Post-transplantation cyclophosphamide (PTCy) has emerged as a promising graft-versus-host-disease (GVHD) prophylaxis in the setting of allogeneic hematopoietic stem cell transplantation (HSCT) from haploidentical donors and more recently in matched donor transplants. Herein, we describe our real-life experience on 249 adult patients undergoing allogeneic HSCT, from HLA-matched related (MRD), HLA-matched unrelated (MUD), or mismatched related donors (MMRD). Patients received unmanipulated peripheral blood stem cells (PBSCs), using a GVHD prophylaxis with PTCy and sirolimus.

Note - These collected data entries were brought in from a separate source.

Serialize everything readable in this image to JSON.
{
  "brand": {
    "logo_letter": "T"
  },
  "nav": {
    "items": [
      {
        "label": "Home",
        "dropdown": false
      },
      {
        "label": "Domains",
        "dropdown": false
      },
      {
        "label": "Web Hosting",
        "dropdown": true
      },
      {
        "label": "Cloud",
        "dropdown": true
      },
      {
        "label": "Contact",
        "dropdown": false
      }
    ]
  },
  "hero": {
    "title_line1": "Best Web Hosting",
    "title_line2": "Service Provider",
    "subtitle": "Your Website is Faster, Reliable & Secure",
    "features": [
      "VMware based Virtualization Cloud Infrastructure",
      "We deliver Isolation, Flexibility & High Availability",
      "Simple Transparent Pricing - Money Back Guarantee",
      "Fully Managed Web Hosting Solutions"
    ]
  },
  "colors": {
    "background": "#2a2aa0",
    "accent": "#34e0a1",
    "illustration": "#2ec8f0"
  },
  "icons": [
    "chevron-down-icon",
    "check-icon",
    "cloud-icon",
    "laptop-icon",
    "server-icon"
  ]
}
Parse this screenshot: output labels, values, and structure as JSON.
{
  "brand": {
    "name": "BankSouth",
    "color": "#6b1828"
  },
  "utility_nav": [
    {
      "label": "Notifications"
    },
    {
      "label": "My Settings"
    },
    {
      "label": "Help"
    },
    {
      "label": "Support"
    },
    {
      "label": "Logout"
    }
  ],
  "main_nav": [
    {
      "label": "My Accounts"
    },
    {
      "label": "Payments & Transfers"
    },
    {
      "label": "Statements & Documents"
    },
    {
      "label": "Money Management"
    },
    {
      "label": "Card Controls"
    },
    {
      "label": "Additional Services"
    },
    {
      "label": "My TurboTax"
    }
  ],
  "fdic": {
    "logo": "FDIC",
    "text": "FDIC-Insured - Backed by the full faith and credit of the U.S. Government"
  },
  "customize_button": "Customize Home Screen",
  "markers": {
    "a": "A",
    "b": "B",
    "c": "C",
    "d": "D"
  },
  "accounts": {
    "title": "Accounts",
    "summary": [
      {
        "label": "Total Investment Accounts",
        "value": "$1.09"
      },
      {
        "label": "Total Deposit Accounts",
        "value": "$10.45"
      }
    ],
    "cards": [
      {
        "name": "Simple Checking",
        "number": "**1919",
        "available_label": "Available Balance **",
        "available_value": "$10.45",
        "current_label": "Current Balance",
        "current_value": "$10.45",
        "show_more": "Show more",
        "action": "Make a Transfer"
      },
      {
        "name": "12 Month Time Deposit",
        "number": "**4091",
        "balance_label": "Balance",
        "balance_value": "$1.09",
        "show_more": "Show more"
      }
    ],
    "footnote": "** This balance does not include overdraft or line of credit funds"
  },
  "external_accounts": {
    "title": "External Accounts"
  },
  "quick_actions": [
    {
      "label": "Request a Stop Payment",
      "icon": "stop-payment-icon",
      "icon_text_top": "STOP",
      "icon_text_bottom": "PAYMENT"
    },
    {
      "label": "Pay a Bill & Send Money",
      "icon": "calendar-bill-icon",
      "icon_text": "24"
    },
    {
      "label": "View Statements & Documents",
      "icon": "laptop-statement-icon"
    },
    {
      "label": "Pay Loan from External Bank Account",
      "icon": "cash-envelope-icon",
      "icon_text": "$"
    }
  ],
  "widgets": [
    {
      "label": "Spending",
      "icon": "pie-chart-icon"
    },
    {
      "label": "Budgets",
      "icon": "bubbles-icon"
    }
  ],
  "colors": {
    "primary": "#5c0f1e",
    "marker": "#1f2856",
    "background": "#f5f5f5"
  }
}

Mycophenolate mofetil was added in MUD or MMRD. In the HLA-matched donor group (MRD, n = 48, MUD, n = 50), the cumulative incidence of grades II-IV and III-IV acute GvHD was 23% and 9% at 100 days, respectively. The cumulative incidence of chronic GvHD was 25% at 2 years, severe only for 5% of the patients. The cumulative incidences of relapse and transplant-related mortality (TRM) were 31% and 9% at 2 years, respectively. The 2-year overall survival (OS) was 72% and progression-free survival (PFS) 60%; the composite endpoint of GvHD/relapse-free survival (GRFS) was 52% at 2 years. In the haploidentical donor group (n = 151), we documented a cumulative incidence of grades II-IV and III-IV acute GVHD of 35% and 20% at 100 days, respectively, and a cumulative incidence of chronic GvHD of 39% at 2 years. We observed severe chronic GVHD in 15% of the patients. The cumulative incidence of relapse and TRM was 32% and 25% at 2 years, respectively. The 2-year OS was 48%, whereas PFS was 43%; GRFS was 28% at 2 years. However, more patients in the haploidentical group presented high/very high disease risk index (DRI) and higher HCT-comorbidity index. In patients classified in the low-intermediate DRI, 2-year GRFS was 53% in MRD, 65% in MUD, and 46% in haploidentical HSCT (P = .33). Sirolimus-PTCy platform deserves further investigation as an alternative to calcineurin-inhibitor-based GVHD prophylaxis for all donor sources. In patients presenting a low-intermediate DRI, this strategy translates in relevant survival independently from the transplant source.
移植后环磷酰胺(PTCy)已成为异基因造血干细胞移植(HSCT)中同种异体造血干细胞移植(HSCT)和最近匹配供体移植中预防移植物抗宿主病(GVHD)的有希望的方法。在此,我们描述了我们在 249 名接受异基因 HSCT 的成年患者中的真实经验,这些患者来自 HLA 匹配的相关(MRD)、HLA 匹配的无关(MUD)或不匹配的相关供体(MMRD)。患者接受未经处理的外周血干细胞(PBSC),采用 PTCy 和西罗莫司进行 GVHD 预防。在 MUD 或 MMRD 中添加霉酚酸酯。在 HLA 匹配供体组(MRD,n=48,MUD,n=50)中,100 天时 II-IV 级和 III-IV 级急性 GvHD 的累积发生率分别为 23%和 9%。2 年时慢性 GvHD 的累积发生率为 25%,仅 5%的患者为重度。2 年时复发和移植相关死亡率(TRM)的累积发生率分别为 31%和 9%。2 年时总生存率(OS)为 72%,无进展生存率(PFS)为 60%;2 年时 GvHD/复发无事件生存率(GRFS)的累积发生率为 52%。在半相合供体组(n=151)中,我们记录了 100 天时 II-IV 级和 III-IV 级急性 GVHD 的累积发生率分别为 35%和 20%,2 年时慢性 GvHD 的累积发生率为 39%。我们观察到 15%的患者发生严重慢性 GVHD。2 年时复发和 TRM 的累积发生率分别为 32%和 25%。2 年时 OS 为 48%,而 PFS 为 43%;2 年时 GRFS 为 28%。然而,半相合组中更多的患者存在高/极高疾病风险指数(DRI)和更高的 HCT 合并症指数。在低中危 DRI 患者中,MRD、MUD 和半相合 HSCT 的 2 年 GRFS 分别为 53%、65%和 46%(P=.33)。西罗莫司-PTCy 平台值得进一步研究,作为钙调神经磷酸酶抑制剂为基础的 GVHD 预防方案的替代方案,用于所有供体来源。在具有低中危 DRI 的患者中,这种策略可独立于移植来源转化为相关生存。